Всех я поднял, стал объяснять ситуацию:
– Скоро батя приедет, все дела.
– Да чего ты, Борь, – сказал Андрейка. – Понятно ж было, что это не навсегда.
Он уже собирал в пакет шмотки, полученные от Эдит, укладывал вторые кроссовки и киевские фотки – все его нехитрое богатство.
– Ну да. Но мне все равно жалко вас капец просто.
– Да ладно, – сказал Мэрвин. – Если уедет снова, еще позависаем так. Хорошо было.
– Ты заткнись, тебя не жалко, у тебя вообще-то дом есть, – засмеялся я.
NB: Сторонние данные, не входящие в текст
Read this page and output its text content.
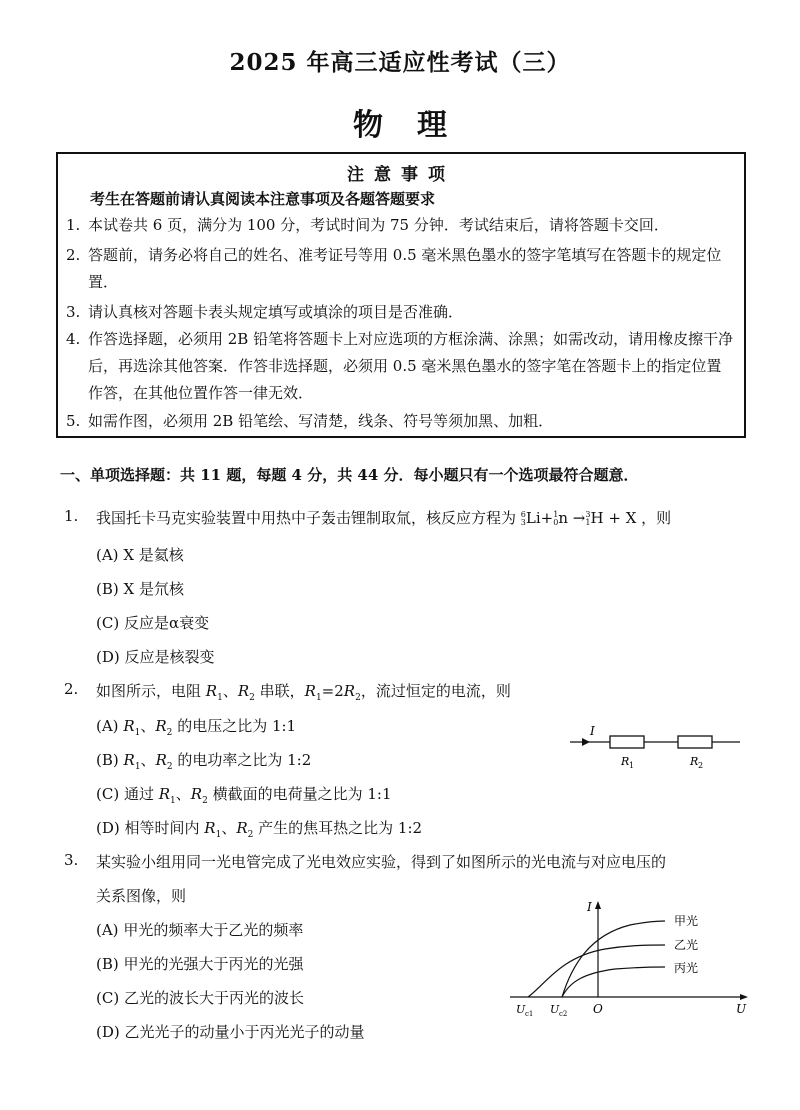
2025 年高三适应性考试（三）
物理
注意事项
考生在答题前请认真阅读本注意事项及各题答题要求
1. 本试卷共 6 页，满分为 100 分，考试时间为 75 分钟．考试结束后，请将答题卡交回．
2. 答题前，请务必将自己的姓名、准考证号等用 0.5 毫米黑色墨水的签字笔填写在答题卡的规定位置．
3. 请认真核对答题卡表头规定填写或填涂的项目是否准确．
4. 作答选择题，必须用 2B 铅笔将答题卡上对应选项的方框涂满、涂黑；如需改动，请用橡皮擦干净后，再选涂其他答案．作答非选择题，必须用 0.5 毫米黑色墨水的签字笔在答题卡上的指定位置作答，在其他位置作答一律无效．
5. 如需作图，必须用 2B 铅笔绘、写清楚，线条、符号等须加黑、加粗．
一、单项选择题：共 11 题，每题 4 分，共 44 分．每小题只有一个选项最符合题意．
1. 我国托卡马克实验装置中用热中子轰击锂制取氚，核反应方程为 6
3 Li+ 1
0 n → 3
1 H + X ，则
(A) X 是氦核
(B) X 是氘核
(C) 反应是α衰变
(D) 反应是核裂变
2. 如图所示，电阻 $R_1$、$R_2$ 串联，$R_1=2R_2$，流过恒定的电流，则
(A) $R_1$、$R_2$ 的电压之比为 1:1
(B) $R_1$、$R_2$ 的电功率之比为 1:2
(C) 通过 $R_1$、$R_2$ 横截面的电荷量之比为 1:1
(D) 相等时间内 $R_1$、$R_2$ 产生的焦耳热之比为 1:2
I
R 1	R 2
3. 某实验小组用同一光电管完成了光电效应实验，得到了如图所示的光电流与对应电压的
关系图像，则
(A) 甲光的频率大于乙光的频率
(B) 甲光的光强大于丙光的光强
(C) 乙光的波长大于丙光的波长
(D) 乙光光子的动量小于丙光光子的动量
I
U
O
U c1 U c2
甲光
乙光
丙光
И было мне грустно, пусто от того, как они собирались, какие мы вдруг чужие стали с ними. Неловко стало, когда выяснилось, что ребятки-то думали – я с ними пойду. А я оставался. Сам не знал зачем, но оставался.
– Ты прям уверен? – спросил Мэрвин.
– Ну, не убьет же он меня.
И тут мы так засмеялись, а если подумать, соль шутки была очень стремной.
Если жизнь у нас была цветная, то расставание прошло все в серой слизи утра. Всех проводил, закрыл дверь, обернулся да и увидел, во что мы квартиру-то превратили.